In recent years, intravenous iron therapy has taken its place on the ever-expanding mantel of therapies available for patients with heart failure (HF). Both the European Society of Cardiology (ESC) and the American Heart Association (AHA)/American College of Cardiology (ACC)/Heart Failure Society of America (HFSA) guidelines recommend intravenous iron supplementation for patients with a left ventricular ejection fraction (LVEF) less than 45% to alleviate HF symptoms and improve both exercise capacity and quality of life.1, 2 Might intravenous iron do even more for patients with HF? The recently published results of two large randomized controlled trials, AFFIRM-AHF and IRONMAN, have enticed clinicians with the prospect of a reduction in the rate of recurrent hospitalization and cardiovascular death in patients with HF, although both trials fell just short of reaching statistical significance for this composite primary outcome.3, 4
Pursuing this lead, Fraser J. Graham, MD, and colleagues conducted a meta-analysis of randomized clinical trials assessing the effect of intravenous iron therapy versus either placebo or the standard of care in patients with HF and iron deficiency.5 Both AFFIRM-AHF and IRONMAN were included in the analysis, alongside eight other trials comprising 3,373 total participants. The primary outcome — a composite of recurrent hospitalizations for HF and cardiovascular mortality — was the same as that used in AFFIRM-AHF and IRONMAN. Overall, intravenous iron therapy reduced the composite primary outcome with a risk ratio of 0.75 (95% CI 0.61-0.93, p<0.01). This reduction was primarily driven by a reduction in hospitalizations for HF; results for the impact on mortality were inconclusive (Figure).
In the wake of these encouraging findings, the results of the HEART-FID trial published later in the year proved a disappointment.6 This double-blind, randomized trial enrolled 3,065 patients with HF and reduced ejection fraction who had either been hospitalized in the past 12 months or had an elevated natriuretic peptide level. Iron deficiency was defined as a ferritin level less than 100 ng/ml or ranging from 100 to 300 ng/ml with a transferrin saturation less than 20%. Patients were randomized 1:1 to receive intravenous ferric carboxymaltose or placebo. The primary outcome was a hierarchical composite of death within 12 months, hospitalization for HF, or a change in 6-minute walk distance from baseline. The study was negative, both for the primary outcome and the composite secondary outcome of cardiovascular death or hospitalization for HF.
What is the practicing clinician to make of these apparently contradictory results? The HEART-FID investigators point out that their trial studied a lower-risk population than those covered by the AFFIRM-AHF (all enrolled patients were hospitalized) and IRONMAN trials (15% of patients were enrolled while hospitalized), with a much higher rate of first hospitalization for HF or cardiovascular death in AFFIRM-AHF than in HEART-FID.6 Additionally, the mean baseline transferrin saturation among patients enrolled in HEART-FID was higher than that in previous trials.6 It is plausible that the less sick and less iron-deficient population examined in HEART-FID simply had less room for clinical improvement with intravenous iron therapy.

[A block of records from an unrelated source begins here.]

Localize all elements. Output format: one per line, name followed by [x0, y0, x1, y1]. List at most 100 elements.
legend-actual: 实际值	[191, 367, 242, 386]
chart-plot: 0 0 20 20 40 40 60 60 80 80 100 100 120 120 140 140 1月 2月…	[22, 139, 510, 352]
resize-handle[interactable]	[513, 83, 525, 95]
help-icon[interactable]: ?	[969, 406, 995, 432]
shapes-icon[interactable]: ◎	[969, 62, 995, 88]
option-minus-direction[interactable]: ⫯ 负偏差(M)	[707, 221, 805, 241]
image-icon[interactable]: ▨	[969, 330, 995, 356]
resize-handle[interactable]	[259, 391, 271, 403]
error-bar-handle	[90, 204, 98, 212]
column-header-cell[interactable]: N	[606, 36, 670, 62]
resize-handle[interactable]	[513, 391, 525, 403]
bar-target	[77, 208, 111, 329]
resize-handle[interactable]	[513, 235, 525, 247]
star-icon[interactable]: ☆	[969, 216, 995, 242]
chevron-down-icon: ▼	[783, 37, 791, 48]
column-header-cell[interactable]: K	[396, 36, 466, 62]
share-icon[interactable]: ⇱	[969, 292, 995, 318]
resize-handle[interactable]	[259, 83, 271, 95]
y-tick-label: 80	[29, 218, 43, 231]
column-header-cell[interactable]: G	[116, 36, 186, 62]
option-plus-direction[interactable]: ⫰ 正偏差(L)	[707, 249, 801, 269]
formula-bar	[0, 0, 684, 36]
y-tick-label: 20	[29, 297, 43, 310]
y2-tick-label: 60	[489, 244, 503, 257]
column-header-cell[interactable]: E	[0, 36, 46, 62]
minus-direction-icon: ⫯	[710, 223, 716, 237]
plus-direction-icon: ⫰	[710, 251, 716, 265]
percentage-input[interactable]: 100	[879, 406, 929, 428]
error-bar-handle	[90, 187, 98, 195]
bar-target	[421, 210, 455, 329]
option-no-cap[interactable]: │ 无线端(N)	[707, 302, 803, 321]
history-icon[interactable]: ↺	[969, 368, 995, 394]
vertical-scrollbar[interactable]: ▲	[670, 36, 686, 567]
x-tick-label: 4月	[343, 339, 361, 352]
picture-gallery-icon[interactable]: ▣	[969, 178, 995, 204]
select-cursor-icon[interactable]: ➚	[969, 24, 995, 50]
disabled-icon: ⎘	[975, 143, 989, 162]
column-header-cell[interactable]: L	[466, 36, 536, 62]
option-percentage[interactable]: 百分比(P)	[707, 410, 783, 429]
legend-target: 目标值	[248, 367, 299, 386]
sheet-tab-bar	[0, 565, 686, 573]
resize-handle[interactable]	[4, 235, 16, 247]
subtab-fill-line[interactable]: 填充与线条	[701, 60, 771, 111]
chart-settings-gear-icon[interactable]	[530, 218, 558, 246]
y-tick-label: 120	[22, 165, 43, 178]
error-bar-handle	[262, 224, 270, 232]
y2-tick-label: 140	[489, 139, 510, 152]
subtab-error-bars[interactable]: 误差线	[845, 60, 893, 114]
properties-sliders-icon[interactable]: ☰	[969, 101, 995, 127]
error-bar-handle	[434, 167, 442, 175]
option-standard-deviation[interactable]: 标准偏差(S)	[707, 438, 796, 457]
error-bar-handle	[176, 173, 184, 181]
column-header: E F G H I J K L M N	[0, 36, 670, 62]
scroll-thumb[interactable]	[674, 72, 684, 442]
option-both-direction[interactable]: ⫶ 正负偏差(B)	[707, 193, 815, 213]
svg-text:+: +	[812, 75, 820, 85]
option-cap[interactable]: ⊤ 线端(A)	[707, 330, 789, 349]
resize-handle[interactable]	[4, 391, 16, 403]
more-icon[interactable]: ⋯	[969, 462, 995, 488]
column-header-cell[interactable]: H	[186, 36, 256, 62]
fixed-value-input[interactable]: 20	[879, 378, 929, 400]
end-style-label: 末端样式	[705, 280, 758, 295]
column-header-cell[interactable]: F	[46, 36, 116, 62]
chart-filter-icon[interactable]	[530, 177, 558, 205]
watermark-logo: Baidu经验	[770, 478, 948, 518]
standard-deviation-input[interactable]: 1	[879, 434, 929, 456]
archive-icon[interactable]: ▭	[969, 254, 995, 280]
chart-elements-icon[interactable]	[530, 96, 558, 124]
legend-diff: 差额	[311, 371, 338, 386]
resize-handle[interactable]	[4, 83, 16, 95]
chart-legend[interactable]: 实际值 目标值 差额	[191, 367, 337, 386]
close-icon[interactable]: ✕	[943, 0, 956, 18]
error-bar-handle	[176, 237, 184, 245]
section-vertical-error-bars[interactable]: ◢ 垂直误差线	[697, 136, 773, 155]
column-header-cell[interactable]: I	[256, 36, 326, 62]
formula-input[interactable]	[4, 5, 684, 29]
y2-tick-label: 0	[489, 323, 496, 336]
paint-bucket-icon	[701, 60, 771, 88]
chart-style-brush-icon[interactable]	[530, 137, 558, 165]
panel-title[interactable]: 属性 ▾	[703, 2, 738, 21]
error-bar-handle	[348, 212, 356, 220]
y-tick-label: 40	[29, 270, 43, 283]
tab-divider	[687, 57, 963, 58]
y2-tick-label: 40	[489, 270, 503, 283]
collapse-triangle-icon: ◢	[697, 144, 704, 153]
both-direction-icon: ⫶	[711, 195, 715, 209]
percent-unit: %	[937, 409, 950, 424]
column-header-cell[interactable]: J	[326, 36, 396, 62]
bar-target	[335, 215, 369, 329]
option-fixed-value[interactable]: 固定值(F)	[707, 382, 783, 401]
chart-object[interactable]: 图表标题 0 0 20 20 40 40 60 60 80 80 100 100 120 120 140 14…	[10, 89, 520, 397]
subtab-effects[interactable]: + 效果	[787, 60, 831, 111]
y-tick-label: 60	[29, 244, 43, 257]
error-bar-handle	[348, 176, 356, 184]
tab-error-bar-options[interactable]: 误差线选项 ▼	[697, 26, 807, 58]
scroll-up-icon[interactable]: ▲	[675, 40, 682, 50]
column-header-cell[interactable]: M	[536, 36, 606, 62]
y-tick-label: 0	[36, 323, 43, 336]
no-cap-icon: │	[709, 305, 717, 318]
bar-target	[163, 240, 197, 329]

Reviewing the discourse on intravenous iron therapy for patients with HF brings to mind the Gartner hype cycle, in which initial enthusiasm reaches a peak of (inflated) expectations, followed by a trough of disillusionment, slope of enlightenment, and finally a plateau of productivity.7 The results of HEART-FID, which by itself enrolled nearly as many patients as the 10 trials included in the updated meta-analysis combined, cannot be ignored: Intravenous iron therapy is not a panacea for patients with HF and iron deficiency. The way out of this trough of disillusionment may well be thoughtful patient selection — intravenous iron therapy appears most impactful when given to patients with functional iron deficiency (perhaps best defined as a transferrin saturation <20%) who are at high risk of recurrent hospitalization for HF.8 However, it bears remembering that we already know intravenous iron makes patients feel better and is already guideline-recommended for this reason.1, 2, 8 Intravenous iron therapy is also safe; in HEART-FID, only five hypersensitivity and two angioedema events were observed among the 1,532 patients in the intravenous iron group.6 I, for one, will continue to provide intravenous iron liberally to my patients with HF exhibiting iron deficiency, especially those who are symptomatic or who have been recently hospitalized with HF exacerbation.
Dr. Scott has received honoraria from Amgen and conference travel support from Recordati Rare Diseases.